Closed Evizero closed 7 years ago
@oxinabox I updated oversample
and undersample
to reflect my plan for labeled data. See this commit: https://github.com/JuliaML/MLDataUtils.jl/pull/16/commits/1461624da1c70cd4e9b875e3d9722719916c0d08
This introduces a new function target([f], data)
which returns the, well, target(s) of some given data object.
By default target(data)
is the identity function. So if you just pass it a single array, it assumes that this is the target array.
The optional f
is a function that specifies how the targets are extracted from data
. By default it is the identity function. This parameter is useful for custom types that include the target somehow (such as DataFrames, see docstring of commit).
if data
is a Tuple
then the convention is the the last element of the tuple contains the target, and thus the function target
is applied to data[end]
. This arbitrary convention is imposed by this package. We already treat tuples special as a "group-observations-together-type", so may as well go a step further.

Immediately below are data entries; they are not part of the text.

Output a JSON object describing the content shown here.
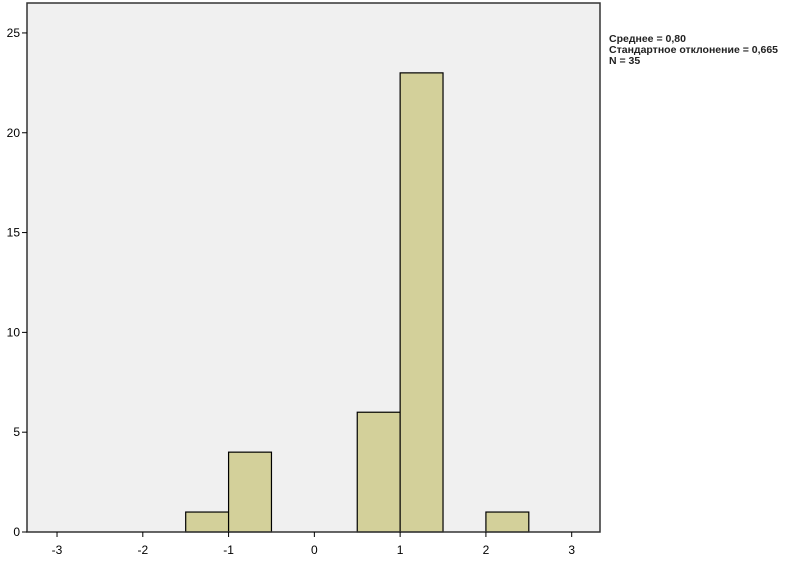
{
  "chart_data": {
    "type": "bar",
    "subtype": "histogram",
    "bins": [
      {
        "from": -1.5,
        "to": -1.0,
        "count": 1
      },
      {
        "from": -1.0,
        "to": -0.5,
        "count": 4
      },
      {
        "from": 0.5,
        "to": 1.0,
        "count": 6
      },
      {
        "from": 1.0,
        "to": 1.5,
        "count": 23
      },
      {
        "from": 2.0,
        "to": 2.5,
        "count": 1
      }
    ],
    "xticks": [
      "-3",
      "-2",
      "-1",
      "0",
      "1",
      "2",
      "3"
    ],
    "yticks": [
      "0",
      "5",
      "10",
      "15",
      "20",
      "25"
    ],
    "xlim": [
      -3.35,
      3.33
    ],
    "ylim": [
      0,
      26.5
    ],
    "grid": false,
    "colors": {
      "bar": "#d3d09a",
      "plot_bg": "#f0f0f0",
      "edge": "#000000"
    },
    "legend": {
      "placement": "right",
      "mean": "Среднее = 0,80",
      "std": "Стандартное отклонение = 0,665",
      "n": "N = 35"
    }
  }
}
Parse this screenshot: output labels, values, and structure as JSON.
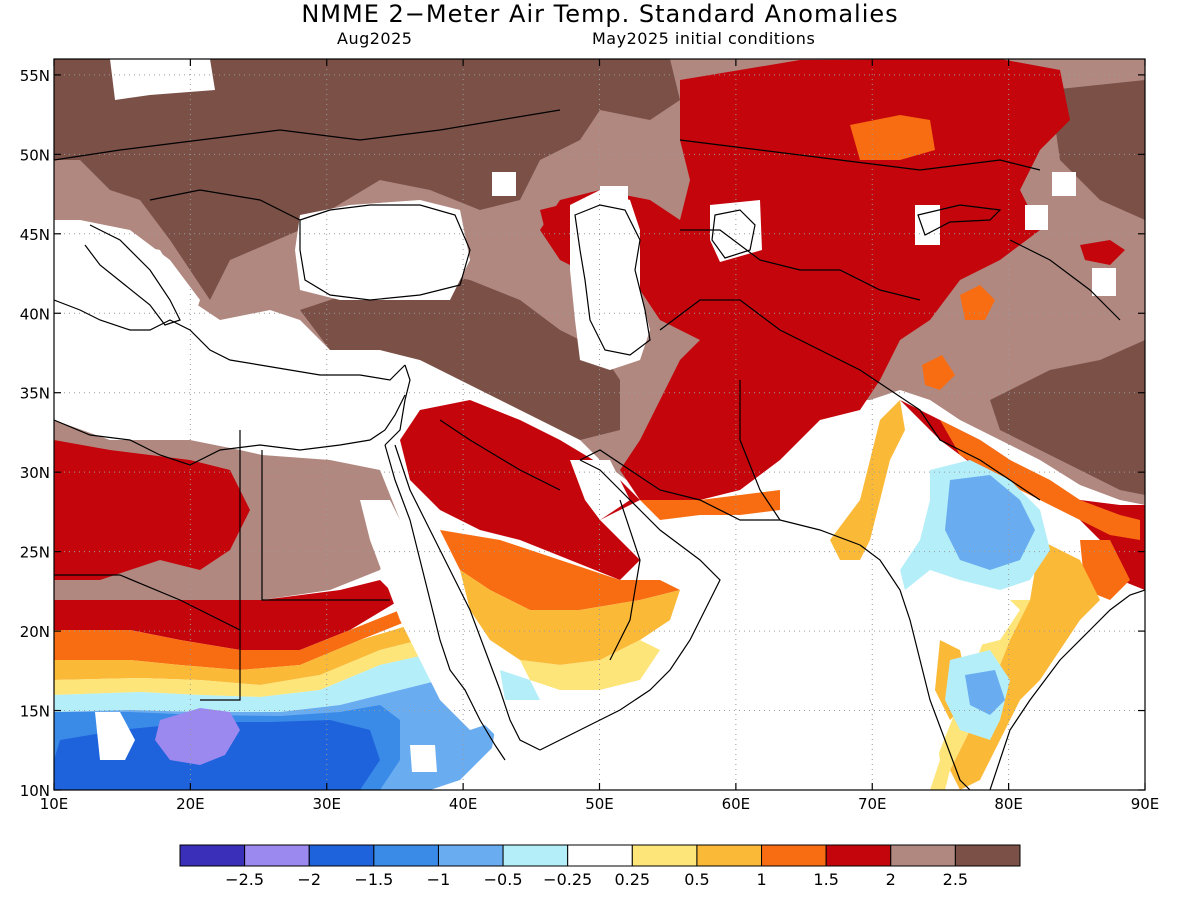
{
  "title": "NMME 2−Meter Air Temp. Standard Anomalies",
  "subtitle_left": "Aug2025",
  "subtitle_right": "May2025 initial conditions",
  "map": {
    "lon_range": [
      10,
      90
    ],
    "lat_range": [
      10,
      56
    ],
    "lon_ticks": [
      {
        "v": 10,
        "label": "10E"
      },
      {
        "v": 20,
        "label": "20E"
      },
      {
        "v": 30,
        "label": "30E"
      },
      {
        "v": 40,
        "label": "40E"
      },
      {
        "v": 50,
        "label": "50E"
      },
      {
        "v": 60,
        "label": "60E"
      },
      {
        "v": 70,
        "label": "70E"
      },
      {
        "v": 80,
        "label": "80E"
      },
      {
        "v": 90,
        "label": "90E"
      }
    ],
    "lat_ticks": [
      {
        "v": 10,
        "label": "10N"
      },
      {
        "v": 15,
        "label": "15N"
      },
      {
        "v": 20,
        "label": "20N"
      },
      {
        "v": 25,
        "label": "25N"
      },
      {
        "v": 30,
        "label": "30N"
      },
      {
        "v": 35,
        "label": "35N"
      },
      {
        "v": 40,
        "label": "40N"
      },
      {
        "v": 45,
        "label": "45N"
      },
      {
        "v": 50,
        "label": "50N"
      },
      {
        "v": 55,
        "label": "55N"
      }
    ],
    "grid": "dotted"
  },
  "colorbar": {
    "colors": [
      "#3a2fb8",
      "#9b89f0",
      "#1f63dc",
      "#3a8be8",
      "#6aacf0",
      "#b4eef8",
      "#ffffff",
      "#fde57a",
      "#fbb938",
      "#f86d12",
      "#c4060c",
      "#b08880",
      "#7a5047"
    ],
    "labels": [
      "−2.5",
      "−2",
      "−1.5",
      "−1",
      "−0.5",
      "−0.25",
      "0.25",
      "0.5",
      "1",
      "1.5",
      "2",
      "2.5"
    ]
  }
}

My changes are not set in stone. Discussion very welcome
Woot!
Don't get too excited! The code is functional but the documentation still unfinished. I am preparing to split the package apart as discussed in #29
It is merged. The docs are pretty, if not 100% complete, and it has a very intuitive design. Please tag a v0.1.0 at least here. So I can list it as a dependency. Even if you break it down in #29
yes ok, fair enough. Doesn't hurt to have it functional here first before splitting apart.
I'll tag it before the end of this week. Might as well finish rudimentary documentation for all new aspects here.
I just tagged. May take a bit to get into METADATA, as the diff is a bit much to look through.
In general you may be better off to directly depend on MLDataPattern, unless you require DataFrames
Implementation or continuation of #13 #14 #15
The code and tests are now in place and ready for review for anyone interested.
I will leave this open at least until I wrote a basic readthedocs documentation, at which point I will merge unless some things come up.